Originally Posted by
CO_Nonrev_elite
While it makes me throw up a little in my mouth to defend Jeff Smisek, this merger was NEVER going to be an easy one. They were two very different animals to start with, and had a dramatically different cultures. I personally don't believe there was any chance of pleasing everyone, so he was doomed to be up against it no matter what happened. You cannot merge work groups that don't want to be merged without half being pissed off.
While there is definitely going to be a hangover of resentment or bitterness towards him (justified or not), the carrier of today is generally working pretty well.
The devaluation that got everyone so wound up still left them with a much better FF program than DL. I know people shout out about 80% inflation, but most of the increases were much much smaller.
It's easy to kick someone when they are down, but truthfully on-time is generally fine now, reliability is much improved, and staff are generally being how they were pre-merger (hit or miss). They are hit or miss on all the legacy carriers these days.
His mentor, Gordon Bethune, gave him the tools and training necessary to make this merger easier to digest:
1. create a plan, communicate it to everyone, stick to it
2. create a clear set of goals, deliver on them
3. take responsibility when things go wrong, then make them right
4. your employees will make or break your business - make sure they are happy and empowered to take care of your customers on your behalf
5. make sure the right people are on your team
6. deliver what you promise, but don't promise what can't be delivered
Yes, the merger went wrong, in a bad way - and much of it was technology that created the pain.
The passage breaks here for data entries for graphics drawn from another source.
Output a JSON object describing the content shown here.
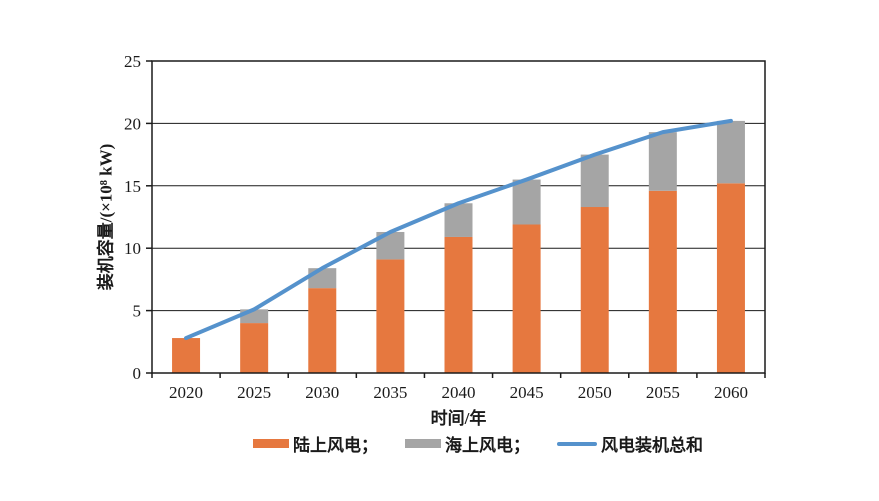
{
  "figure": {
    "background": "#ffffff",
    "text_color": "#1a1a1a"
  },
  "chart_data": {
    "type": "bar",
    "subtype": "stacked-bars-with-total-line",
    "categories": [
      "2020",
      "2025",
      "2030",
      "2035",
      "2040",
      "2045",
      "2050",
      "2055",
      "2060"
    ],
    "series": [
      {
        "name": "陆上风电",
        "kind": "bar",
        "color": "#E6783F",
        "values": [
          2.8,
          4.0,
          6.8,
          9.1,
          10.9,
          11.9,
          13.3,
          14.6,
          15.2
        ]
      },
      {
        "name": "海上风电",
        "kind": "bar",
        "color": "#A5A5A5",
        "values": [
          0,
          1.1,
          1.6,
          2.2,
          2.7,
          3.6,
          4.2,
          4.7,
          5.0
        ]
      },
      {
        "name": "风电装机总和",
        "kind": "line",
        "color": "#5592CC",
        "values": [
          2.8,
          5.1,
          8.4,
          11.3,
          13.6,
          15.5,
          17.5,
          19.3,
          20.2
        ]
      }
    ],
    "stacked": true,
    "xlabel": "时间/年",
    "ylabel": "装机容量/(×10⁸ kW)",
    "ylim": [
      0,
      25
    ],
    "yticks": [
      0,
      5,
      10,
      15,
      20,
      25
    ],
    "grid": true,
    "legend_position": "bottom",
    "legend_labels": [
      "陆上风电；",
      "海上风电；",
      "风电装机总和"
    ]
  }
}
The merger should have been postponed for the time period necessary to create a successor system to Fastair/Shares that both airlines would adopt, and bring both carriers to a common, updated, modern, flexible platform that could scale easily and promote user-enablement from the get-go.
What we're dealing with now is not merger problems, but product problems - and a leadership that is trying to scrape value out of the wrong customer while assuming the "right customer" is trapped and has no place else to go. Leadership that is still not leading, is openly hostile to customers, and who has publicly and enthusiastically stated that dropping the product to "match industry norms" is better than creating an innovative, attractive product.
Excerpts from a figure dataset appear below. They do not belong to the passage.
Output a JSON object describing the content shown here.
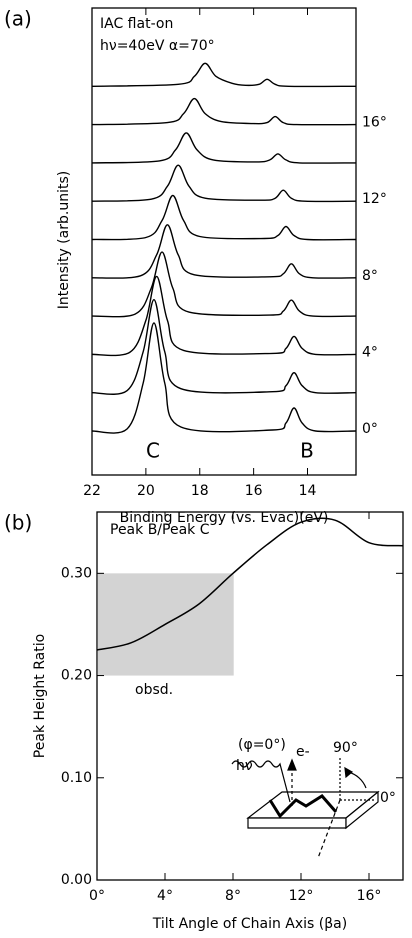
{
  "chart_data": [
    {
      "type": "spectra",
      "panel_label": "(a)",
      "annotations": [
        "IAC flat-on",
        "hν=40eV  α=70°",
        "C",
        "B"
      ],
      "x_label": "Binding Energy (vs. Evac)(eV)",
      "y_label": "Intensity (arb.units)",
      "xlim": [
        22,
        12.2
      ],
      "xticks": [
        22,
        20,
        18,
        16,
        14
      ],
      "series": [
        {
          "name": "0°",
          "color": "#000000",
          "x": [
            22,
            20.7,
            20.1,
            19.7,
            19.3,
            18.7,
            15.3,
            14.8,
            14.5,
            14.2,
            13.7,
            12.2
          ],
          "values": [
            0.02,
            0.04,
            0.5,
            1.1,
            0.5,
            0.06,
            0.03,
            0.1,
            0.25,
            0.1,
            0.02,
            0.02
          ]
        },
        {
          "name": null,
          "color": "#000000",
          "x": [
            22,
            20.7,
            20.1,
            19.7,
            19.3,
            18.7,
            15.3,
            14.8,
            14.5,
            14.2,
            13.7,
            12.2
          ],
          "values": [
            0.02,
            0.04,
            0.43,
            0.95,
            0.43,
            0.06,
            0.03,
            0.09,
            0.22,
            0.09,
            0.02,
            0.02
          ]
        },
        {
          "name": "4°",
          "color": "#000000",
          "x": [
            22,
            20.6,
            20.0,
            19.6,
            19.2,
            18.6,
            15.3,
            14.8,
            14.5,
            14.2,
            13.7,
            12.2
          ],
          "values": [
            0.02,
            0.04,
            0.36,
            0.8,
            0.36,
            0.06,
            0.03,
            0.08,
            0.2,
            0.08,
            0.02,
            0.02
          ]
        },
        {
          "name": null,
          "color": "#000000",
          "x": [
            22,
            20.4,
            19.8,
            19.4,
            19.0,
            18.4,
            15.4,
            14.9,
            14.6,
            14.3,
            13.8,
            12.2
          ],
          "values": [
            0.02,
            0.04,
            0.3,
            0.66,
            0.3,
            0.06,
            0.03,
            0.07,
            0.18,
            0.07,
            0.02,
            0.02
          ]
        },
        {
          "name": "8°",
          "color": "#000000",
          "x": [
            22,
            20.2,
            19.6,
            19.2,
            18.8,
            18.2,
            15.4,
            14.9,
            14.6,
            14.3,
            13.8,
            12.2
          ],
          "values": [
            0.02,
            0.04,
            0.25,
            0.55,
            0.25,
            0.05,
            0.03,
            0.06,
            0.16,
            0.06,
            0.02,
            0.02
          ]
        },
        {
          "name": null,
          "color": "#000000",
          "x": [
            22,
            20.0,
            19.4,
            19.0,
            18.6,
            18.0,
            15.6,
            15.1,
            14.8,
            14.5,
            14.0,
            12.2
          ],
          "values": [
            0.02,
            0.04,
            0.21,
            0.46,
            0.21,
            0.05,
            0.03,
            0.06,
            0.15,
            0.06,
            0.02,
            0.02
          ]
        },
        {
          "name": "12°",
          "color": "#000000",
          "x": [
            22,
            19.8,
            19.2,
            18.8,
            18.4,
            17.8,
            15.7,
            15.2,
            14.9,
            14.6,
            14.1,
            12.2
          ],
          "values": [
            0.02,
            0.04,
            0.17,
            0.38,
            0.17,
            0.05,
            0.03,
            0.05,
            0.13,
            0.05,
            0.02,
            0.02
          ]
        },
        {
          "name": null,
          "color": "#000000",
          "x": [
            22,
            19.5,
            18.9,
            18.5,
            18.1,
            17.5,
            15.9,
            15.4,
            15.1,
            14.8,
            14.3,
            12.2
          ],
          "values": [
            0.02,
            0.04,
            0.15,
            0.32,
            0.15,
            0.05,
            0.03,
            0.05,
            0.11,
            0.05,
            0.02,
            0.02
          ]
        },
        {
          "name": "16°",
          "color": "#000000",
          "x": [
            22,
            19.2,
            18.6,
            18.2,
            17.8,
            17.2,
            16.0,
            15.5,
            15.2,
            14.9,
            14.4,
            12.2
          ],
          "values": [
            0.02,
            0.04,
            0.13,
            0.28,
            0.13,
            0.05,
            0.03,
            0.04,
            0.1,
            0.04,
            0.02,
            0.02
          ]
        },
        {
          "name": null,
          "color": "#000000",
          "x": [
            22,
            18.8,
            18.2,
            17.8,
            17.4,
            16.8,
            16.3,
            15.8,
            15.5,
            15.2,
            14.7,
            12.2
          ],
          "values": [
            0.02,
            0.04,
            0.12,
            0.25,
            0.12,
            0.05,
            0.03,
            0.04,
            0.09,
            0.04,
            0.02,
            0.02
          ]
        }
      ]
    },
    {
      "type": "line",
      "panel_label": "(b)",
      "annotations": [
        "Peak B/Peak C",
        "obsd.",
        "(φ=0°)",
        "hν",
        "e-",
        "90°",
        "0°"
      ],
      "x_label": "Tilt Angle of Chain Axis (βa)",
      "y_label": "Peak Height Ratio",
      "xlim": [
        0,
        18
      ],
      "ylim": [
        0,
        0.36
      ],
      "xticks": [
        {
          "value": 0,
          "label": "0°"
        },
        {
          "value": 4,
          "label": "4°"
        },
        {
          "value": 8,
          "label": "8°"
        },
        {
          "value": 12,
          "label": "12°"
        },
        {
          "value": 16,
          "label": "16°"
        }
      ],
      "yticks": [
        {
          "value": 0,
          "label": "0.00"
        },
        {
          "value": 0.1,
          "label": "0.10"
        },
        {
          "value": 0.2,
          "label": "0.20"
        },
        {
          "value": 0.3,
          "label": "0.30"
        }
      ],
      "shaded_region": {
        "xlim": [
          0,
          8
        ],
        "ylim": [
          0.2,
          0.3
        ],
        "color": "#d3d3d3"
      },
      "color": "#000000",
      "x": [
        0,
        2,
        4,
        6,
        8,
        10,
        12,
        14,
        16,
        18
      ],
      "values": [
        0.225,
        0.232,
        0.25,
        0.27,
        0.3,
        0.328,
        0.35,
        0.352,
        0.33,
        0.327
      ]
    }
  ]
}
This is lazy, disinterested management that is 'calling it in' while slapping spending plans around willy-nilly in an attempt to hit arbitrary metrics for the sole purpose of winning target bonuses.
Originally Posted by
Silver Fox
All that matters in corporate America is the shares are up 60%.
Most investors don't know what they're doing - smart money is made by smart investors who short-sell stupidity and buy on panic.
There are no fundamental reasons why UA as a business is deserving of such a share increase and in the last calls with analysts, they started taking management to task on its failures.
Smart investors never buy airline stocks (or start their own airlines)...US based airlines never make money in the long run - it's a never-ending cycle of feast and famine that in the end is just a return to the mean, and the mean=loss. It's like playing games in a casino in the most efficient way possible - in the end, you'll still lose everything even if you've made some decent runs along the way....the money just slowly bleeds away to the house edge.